Das Wunder der Knospe
Die Schönheit der Knospen ist schon von außen vielversprechend und es ist ein wirkliches Erlebnis, sie mal intensiver zu betrachten. Eine halbierte Knospe entpuppt sich wieder einmal als ein bezauberndes Wunderwerk der Natur. Kein Wunder also, wenn diese konzentrierte Lebenskraft, einen positiven Einfluss auf uns beziehungsweise gegen das ein oder andere Zipperlein hat. Da Knospen ja bereits im Herbst bei Bäumen und Sträuchern angelegt werden, haben sie viel Zeit bis zum Frühjahr, um Lebenskraft anzusammeln. Deswegen ist auch das frühe Frühjahr der beste Zeitpunkt, um eigene Gemmopräparate herzustellen. Die Herausforderung ist dabei zum einen, zu wissen, wo welche Knospen zu finden sind, und zum anderen den richtigen Zeitpunkt abzupassen, um sie zu ernten. Einerseits sollten die Knospen geschlossen sein, andererseits aber kurz vor dem Aufgehen. Dies wäre jedenfalls der ideale Zeitpunkt für das Einsammeln.
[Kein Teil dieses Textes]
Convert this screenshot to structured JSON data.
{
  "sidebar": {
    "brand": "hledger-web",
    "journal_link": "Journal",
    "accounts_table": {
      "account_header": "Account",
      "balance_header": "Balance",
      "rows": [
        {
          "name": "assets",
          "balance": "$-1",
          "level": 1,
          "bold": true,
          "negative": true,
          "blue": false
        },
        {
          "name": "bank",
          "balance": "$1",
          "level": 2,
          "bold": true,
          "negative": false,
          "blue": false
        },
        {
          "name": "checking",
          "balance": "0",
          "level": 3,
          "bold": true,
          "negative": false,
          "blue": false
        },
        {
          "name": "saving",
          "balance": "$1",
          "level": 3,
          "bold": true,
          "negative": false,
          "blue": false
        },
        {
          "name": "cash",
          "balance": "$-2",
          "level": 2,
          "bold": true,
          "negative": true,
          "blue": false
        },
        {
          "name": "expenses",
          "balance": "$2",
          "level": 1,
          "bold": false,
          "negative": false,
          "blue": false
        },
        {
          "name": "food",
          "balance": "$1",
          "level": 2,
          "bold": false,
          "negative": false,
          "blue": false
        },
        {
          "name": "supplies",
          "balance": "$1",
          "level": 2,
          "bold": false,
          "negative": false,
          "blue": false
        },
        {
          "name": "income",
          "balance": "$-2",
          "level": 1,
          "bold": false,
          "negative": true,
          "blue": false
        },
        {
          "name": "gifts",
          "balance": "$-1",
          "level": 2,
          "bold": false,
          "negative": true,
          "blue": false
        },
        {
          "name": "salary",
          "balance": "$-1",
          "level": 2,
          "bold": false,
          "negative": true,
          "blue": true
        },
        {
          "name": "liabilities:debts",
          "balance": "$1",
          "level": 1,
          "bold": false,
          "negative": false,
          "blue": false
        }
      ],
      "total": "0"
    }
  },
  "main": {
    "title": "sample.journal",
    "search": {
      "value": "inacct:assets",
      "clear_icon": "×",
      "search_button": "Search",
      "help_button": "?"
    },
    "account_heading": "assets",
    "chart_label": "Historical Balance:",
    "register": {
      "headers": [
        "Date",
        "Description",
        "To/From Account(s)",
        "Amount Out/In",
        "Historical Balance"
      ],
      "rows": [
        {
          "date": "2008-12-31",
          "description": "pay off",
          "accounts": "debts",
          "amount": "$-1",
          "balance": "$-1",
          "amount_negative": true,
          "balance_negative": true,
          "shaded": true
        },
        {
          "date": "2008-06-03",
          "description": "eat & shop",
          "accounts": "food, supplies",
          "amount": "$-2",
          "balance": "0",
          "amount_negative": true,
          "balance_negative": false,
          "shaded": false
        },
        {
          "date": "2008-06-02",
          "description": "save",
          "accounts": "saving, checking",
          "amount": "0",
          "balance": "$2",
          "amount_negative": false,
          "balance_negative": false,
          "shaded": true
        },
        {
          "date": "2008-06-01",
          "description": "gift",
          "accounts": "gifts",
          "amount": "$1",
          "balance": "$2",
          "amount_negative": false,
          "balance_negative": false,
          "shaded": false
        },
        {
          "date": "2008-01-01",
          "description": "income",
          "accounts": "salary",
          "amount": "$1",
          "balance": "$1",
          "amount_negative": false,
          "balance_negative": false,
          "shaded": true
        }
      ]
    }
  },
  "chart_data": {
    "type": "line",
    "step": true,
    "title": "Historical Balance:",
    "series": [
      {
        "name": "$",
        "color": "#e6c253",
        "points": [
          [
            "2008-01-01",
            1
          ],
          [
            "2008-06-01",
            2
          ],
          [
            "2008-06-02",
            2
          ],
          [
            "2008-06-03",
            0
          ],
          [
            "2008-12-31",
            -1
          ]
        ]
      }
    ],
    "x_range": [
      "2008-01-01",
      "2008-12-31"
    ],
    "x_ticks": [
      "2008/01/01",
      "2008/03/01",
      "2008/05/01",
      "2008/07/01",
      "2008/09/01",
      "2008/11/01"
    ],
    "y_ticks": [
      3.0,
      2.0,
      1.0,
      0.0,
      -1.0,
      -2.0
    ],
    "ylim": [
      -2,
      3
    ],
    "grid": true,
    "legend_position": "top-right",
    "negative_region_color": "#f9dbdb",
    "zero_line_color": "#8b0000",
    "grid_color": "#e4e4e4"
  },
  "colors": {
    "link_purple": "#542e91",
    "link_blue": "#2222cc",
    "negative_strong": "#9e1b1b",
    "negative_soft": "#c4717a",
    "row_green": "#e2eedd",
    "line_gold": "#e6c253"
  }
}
Inhaltsstoffe und Verarbeitung
Viele gesunde Inhaltsstoffe kommen in unterschiedlicher Konzentration in Knospen vor: sekundäre Pflanzenstoffe (Flavonoide, Gerbstoffe, ätherische Öle), Kohlenhydrate, Phytoproteine, Enzyme und natürlich jede Menge an Wachstumshormonen (Auxine, Gibberelline). Die Gibberelline sind für die Wachstumsgeschwindigkeit wichtig und die Auxine sind am Längenwachstum der Pflanzen beteiligt.
Bei den Kohlenhydraten haben wir es vor allem mit Oligosacchariden zu tun, die u. a. die Pflanze gegen Viren, Pilze und Bakterien schützen. Den Pflanzeneiweißen (Phytoproteinen) wird die Eigenschaft zugeschrieben, fehlgelaufene Zellteilungen zu erkennen und diese zu reparieren. Beim Einsammeln der Knospen ist Vorsicht geboten: Mit zwei Fingern kann man diese Knospen vorsichtig „abzwicken“. Außerdem braucht man nur etwa 1 Gramm der Knospen für den Eigenbedarf und so ist es nur fair und nachhaltig, immer einige Knospen stehenzulassen. Je nach Pflanze ist das Sammeln von einem Gramm mühsam oder in Kürze erledigt. Wer es nicht glaubt, der beginne das Sammeln mit Birkenknospen, die ganz zart und winzig sind.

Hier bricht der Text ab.